On the heels of the Minnesota Independent story last week about U.S. Rep. Erik Paulsen’s cozy financial relationship with the medical device industry, the New York Times reported Tuesday that some health professionals are alarmed by Paulsen’s push to relax Food and Drug Administration (FDA) oversight.
“They have this unwritten assumption that every new device is innovative,” Dr. Rita Redberg, who is the editor of the Archives of Internal Medicine, said, referring to the venture capital funds. But some devices, she said, “are killing people or causing significant harm.”
The Times reports that 10 bills to speed up the FDA’s medical device approval process have already been introduced by House Republicans this month. In the Senate, Sen. Amy Klobuchar has introduced a similar bill.
The U.S. House of Representatives has held four hearings on F.D.A. device approval procedures since February, with the vast majority of witnesses being “investors, entrepreneurs, industry consultants, trade group officials or patients who said that agency delays in approving a device had harmed them or a loved one,” according to the New York Times. No one who was harmed by a faulty device was invited to testify.
As the Minnesota Independent reported last week, Paulsen has been rewarded for his advocacy for the industry with campaign donations from company PACs and executives. The Congressman is currently sitting on $900,000, according to Federal Election Commission records. The medical device and drug industry gives more generously to Paulsen than to other candidates or PACs in the district, according to an analysis by the Center for Responsive Politics.

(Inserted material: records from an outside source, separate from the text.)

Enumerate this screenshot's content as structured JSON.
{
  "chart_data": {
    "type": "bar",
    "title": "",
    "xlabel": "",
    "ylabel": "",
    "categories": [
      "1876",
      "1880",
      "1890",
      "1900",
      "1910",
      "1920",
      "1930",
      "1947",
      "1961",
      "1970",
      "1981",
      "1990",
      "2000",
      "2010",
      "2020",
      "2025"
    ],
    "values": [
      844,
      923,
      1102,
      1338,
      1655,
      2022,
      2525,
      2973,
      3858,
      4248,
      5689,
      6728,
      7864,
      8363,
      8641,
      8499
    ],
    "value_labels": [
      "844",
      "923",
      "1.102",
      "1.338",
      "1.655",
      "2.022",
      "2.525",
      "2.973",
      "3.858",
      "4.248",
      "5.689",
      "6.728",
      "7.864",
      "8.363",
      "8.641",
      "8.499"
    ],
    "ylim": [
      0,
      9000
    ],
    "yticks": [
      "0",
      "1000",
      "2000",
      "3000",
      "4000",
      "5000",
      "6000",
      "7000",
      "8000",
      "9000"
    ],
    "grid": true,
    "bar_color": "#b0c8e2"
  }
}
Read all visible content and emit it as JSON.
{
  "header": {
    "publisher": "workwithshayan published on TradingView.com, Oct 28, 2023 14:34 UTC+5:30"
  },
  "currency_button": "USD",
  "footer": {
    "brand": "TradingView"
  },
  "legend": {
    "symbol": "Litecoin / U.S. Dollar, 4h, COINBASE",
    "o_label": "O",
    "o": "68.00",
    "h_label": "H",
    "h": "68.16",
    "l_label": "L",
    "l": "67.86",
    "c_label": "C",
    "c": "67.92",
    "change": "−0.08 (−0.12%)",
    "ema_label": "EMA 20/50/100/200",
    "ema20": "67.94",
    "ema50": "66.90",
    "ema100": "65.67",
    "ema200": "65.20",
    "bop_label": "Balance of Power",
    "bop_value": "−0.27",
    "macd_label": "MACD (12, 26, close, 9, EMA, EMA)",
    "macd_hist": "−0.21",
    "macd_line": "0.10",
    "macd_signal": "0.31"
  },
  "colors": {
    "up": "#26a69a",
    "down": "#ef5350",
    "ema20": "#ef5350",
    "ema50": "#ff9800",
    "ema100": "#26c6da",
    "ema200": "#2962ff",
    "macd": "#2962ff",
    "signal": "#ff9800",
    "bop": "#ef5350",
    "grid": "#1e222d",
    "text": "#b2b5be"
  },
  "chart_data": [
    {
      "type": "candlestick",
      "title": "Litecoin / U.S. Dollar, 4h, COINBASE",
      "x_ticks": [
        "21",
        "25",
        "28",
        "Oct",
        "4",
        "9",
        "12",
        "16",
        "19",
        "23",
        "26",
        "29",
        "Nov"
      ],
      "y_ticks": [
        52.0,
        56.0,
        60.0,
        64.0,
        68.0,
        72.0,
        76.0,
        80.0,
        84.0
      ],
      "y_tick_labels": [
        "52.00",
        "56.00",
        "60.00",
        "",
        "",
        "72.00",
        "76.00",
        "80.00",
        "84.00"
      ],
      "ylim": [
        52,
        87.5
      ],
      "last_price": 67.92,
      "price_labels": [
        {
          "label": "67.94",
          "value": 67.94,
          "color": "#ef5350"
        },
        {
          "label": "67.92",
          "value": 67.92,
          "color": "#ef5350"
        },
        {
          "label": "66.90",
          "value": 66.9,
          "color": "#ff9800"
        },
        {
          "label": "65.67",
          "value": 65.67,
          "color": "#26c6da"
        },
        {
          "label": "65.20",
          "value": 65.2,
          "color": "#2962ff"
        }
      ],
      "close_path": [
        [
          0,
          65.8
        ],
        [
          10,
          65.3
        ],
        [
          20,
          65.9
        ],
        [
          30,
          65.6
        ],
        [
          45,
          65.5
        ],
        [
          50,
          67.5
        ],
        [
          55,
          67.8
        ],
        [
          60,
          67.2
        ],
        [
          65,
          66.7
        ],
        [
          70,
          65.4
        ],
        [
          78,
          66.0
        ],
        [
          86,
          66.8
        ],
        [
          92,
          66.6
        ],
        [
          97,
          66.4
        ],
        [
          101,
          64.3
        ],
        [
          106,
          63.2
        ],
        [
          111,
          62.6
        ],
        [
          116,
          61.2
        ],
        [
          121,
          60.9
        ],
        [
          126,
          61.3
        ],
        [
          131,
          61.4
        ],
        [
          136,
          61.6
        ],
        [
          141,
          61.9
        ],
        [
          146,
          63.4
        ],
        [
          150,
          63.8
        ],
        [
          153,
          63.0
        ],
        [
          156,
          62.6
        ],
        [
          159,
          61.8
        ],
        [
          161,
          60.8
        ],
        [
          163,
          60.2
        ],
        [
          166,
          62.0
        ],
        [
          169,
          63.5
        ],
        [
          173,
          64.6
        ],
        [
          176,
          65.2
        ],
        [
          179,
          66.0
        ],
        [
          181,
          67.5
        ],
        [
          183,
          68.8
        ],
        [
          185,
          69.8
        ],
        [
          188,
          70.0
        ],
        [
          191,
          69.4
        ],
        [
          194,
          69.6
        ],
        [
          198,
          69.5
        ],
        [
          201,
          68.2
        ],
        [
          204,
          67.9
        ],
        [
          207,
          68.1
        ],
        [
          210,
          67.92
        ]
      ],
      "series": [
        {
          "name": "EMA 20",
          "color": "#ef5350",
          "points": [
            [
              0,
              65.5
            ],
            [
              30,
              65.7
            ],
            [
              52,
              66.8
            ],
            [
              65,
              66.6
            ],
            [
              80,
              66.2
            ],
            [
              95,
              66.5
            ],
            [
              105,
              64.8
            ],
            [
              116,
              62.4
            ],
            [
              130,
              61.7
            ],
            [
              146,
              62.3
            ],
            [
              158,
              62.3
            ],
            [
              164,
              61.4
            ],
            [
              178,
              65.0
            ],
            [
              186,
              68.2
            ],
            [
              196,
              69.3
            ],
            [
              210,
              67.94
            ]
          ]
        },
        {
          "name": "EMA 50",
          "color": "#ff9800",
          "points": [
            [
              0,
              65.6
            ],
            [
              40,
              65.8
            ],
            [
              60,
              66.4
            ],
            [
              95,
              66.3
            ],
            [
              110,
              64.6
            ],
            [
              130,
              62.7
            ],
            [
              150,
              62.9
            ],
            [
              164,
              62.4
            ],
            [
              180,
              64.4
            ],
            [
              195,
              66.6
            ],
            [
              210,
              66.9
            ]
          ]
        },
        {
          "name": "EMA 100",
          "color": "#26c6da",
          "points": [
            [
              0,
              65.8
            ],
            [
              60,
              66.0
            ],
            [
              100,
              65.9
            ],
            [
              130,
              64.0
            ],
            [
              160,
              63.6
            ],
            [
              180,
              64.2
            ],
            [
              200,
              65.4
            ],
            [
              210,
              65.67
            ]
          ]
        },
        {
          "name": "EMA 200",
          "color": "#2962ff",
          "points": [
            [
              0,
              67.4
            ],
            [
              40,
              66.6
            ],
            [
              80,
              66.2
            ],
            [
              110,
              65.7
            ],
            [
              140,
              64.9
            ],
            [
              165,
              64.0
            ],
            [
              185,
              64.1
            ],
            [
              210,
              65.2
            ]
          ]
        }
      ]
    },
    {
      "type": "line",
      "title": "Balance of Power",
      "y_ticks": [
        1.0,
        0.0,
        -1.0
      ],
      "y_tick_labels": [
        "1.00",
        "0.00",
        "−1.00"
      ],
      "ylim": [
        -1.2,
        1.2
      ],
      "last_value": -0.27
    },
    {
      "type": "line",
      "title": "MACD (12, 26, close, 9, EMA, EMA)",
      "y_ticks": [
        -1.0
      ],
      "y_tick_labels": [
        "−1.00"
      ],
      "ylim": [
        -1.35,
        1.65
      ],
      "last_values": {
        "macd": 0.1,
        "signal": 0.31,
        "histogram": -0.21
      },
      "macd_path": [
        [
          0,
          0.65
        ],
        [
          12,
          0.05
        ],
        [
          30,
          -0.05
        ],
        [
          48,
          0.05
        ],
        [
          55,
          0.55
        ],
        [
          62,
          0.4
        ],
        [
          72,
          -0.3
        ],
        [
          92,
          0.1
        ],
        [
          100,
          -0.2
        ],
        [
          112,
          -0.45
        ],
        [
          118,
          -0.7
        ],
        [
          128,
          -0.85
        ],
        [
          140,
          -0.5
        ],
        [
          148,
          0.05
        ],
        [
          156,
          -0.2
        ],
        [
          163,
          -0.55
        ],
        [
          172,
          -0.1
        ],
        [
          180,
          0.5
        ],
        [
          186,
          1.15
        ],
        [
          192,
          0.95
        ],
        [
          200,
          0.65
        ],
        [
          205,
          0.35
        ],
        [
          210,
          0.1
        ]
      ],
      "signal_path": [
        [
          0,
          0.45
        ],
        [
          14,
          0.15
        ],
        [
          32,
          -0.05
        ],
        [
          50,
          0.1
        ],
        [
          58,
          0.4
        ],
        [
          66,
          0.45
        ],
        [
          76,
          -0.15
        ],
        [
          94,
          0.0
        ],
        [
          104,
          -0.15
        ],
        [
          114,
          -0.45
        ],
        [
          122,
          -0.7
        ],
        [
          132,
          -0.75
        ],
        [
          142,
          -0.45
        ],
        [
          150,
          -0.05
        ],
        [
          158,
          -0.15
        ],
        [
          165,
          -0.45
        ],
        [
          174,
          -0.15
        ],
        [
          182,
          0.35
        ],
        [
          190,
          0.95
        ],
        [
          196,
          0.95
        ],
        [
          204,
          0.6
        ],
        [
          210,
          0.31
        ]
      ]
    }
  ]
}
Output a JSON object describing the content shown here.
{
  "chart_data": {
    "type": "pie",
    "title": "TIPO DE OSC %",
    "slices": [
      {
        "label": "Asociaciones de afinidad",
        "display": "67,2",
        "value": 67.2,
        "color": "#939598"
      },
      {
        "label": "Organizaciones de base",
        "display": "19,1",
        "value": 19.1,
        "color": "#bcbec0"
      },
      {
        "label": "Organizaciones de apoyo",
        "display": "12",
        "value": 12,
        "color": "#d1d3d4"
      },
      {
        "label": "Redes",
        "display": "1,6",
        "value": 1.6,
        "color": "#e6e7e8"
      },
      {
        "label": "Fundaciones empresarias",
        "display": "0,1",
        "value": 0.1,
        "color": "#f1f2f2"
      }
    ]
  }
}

The Times story shows a steep increase in donations from venture capitalists with an interest in health care after Paulsen testified to Congress in June that FDA processes should be streamlined.
As the Minnesota Independent reported, Paulsen has seen substantial increases in donations from the entire medical device industry since he became a member of the influential House Ways and Means Committee, with one medical private equity firm crowing that “his increasingly high profile in Congress may help bring additional visibility to the medtech sector.”